Not all has changed for Pearl Jam, it seems. The record is once more produced by the most complimentary fellow the band has had at the boards throughout their career, Brendan O’Brien. And they’re backed by hairy Hawaiian, Kenneth “Boom” Gaspar, whose beautiful organ swells have graced the last several Pearl Jam records. They’ve also, wisely, made use of the talents of Don Pendleton, whose sleeve and art design includes images worth pondering nearly as much as the songs within.
My final assessment – it’s not my favorite record of the band to date, but that’s really only because they have so much else in their repertoire that I absolutely adore. These songs will grow on me, and that they don’t immediately resonate as strongly with me is no fault of the songs or their performers. A new Pearl Jam album is still better than any ten albums that hit the streets this year. I’m the one that has to catch up.
But none of this really matters. Pearl Jam, like the Grateful Dead, shows their true worth in the live arena rather than on slabs of vinyl.

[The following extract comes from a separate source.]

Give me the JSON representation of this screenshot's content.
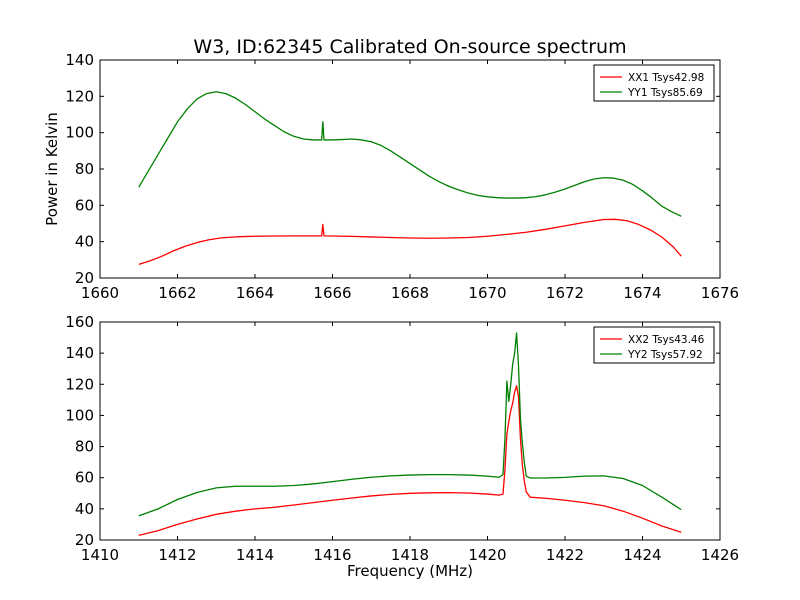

What excites me most is the thought of how these songs will sound in a live setting, after the band has become comfortable with them and has modified them slightly over the course of a supporting tour. In that respect, this album gives them more variety for their toy box and they’re going to have a lot of fun playing. When I get a chance to see them, I’m going to have a blast as well. And we have to have this meeting now, before any of us becomes so old that we’re not having fun doing it any more. Knowing what I know about me and about Pearl Jam, we must have another 30 years before that’s even possible. I’m not sure about Tom’s commitment, however. Your loss, buddy!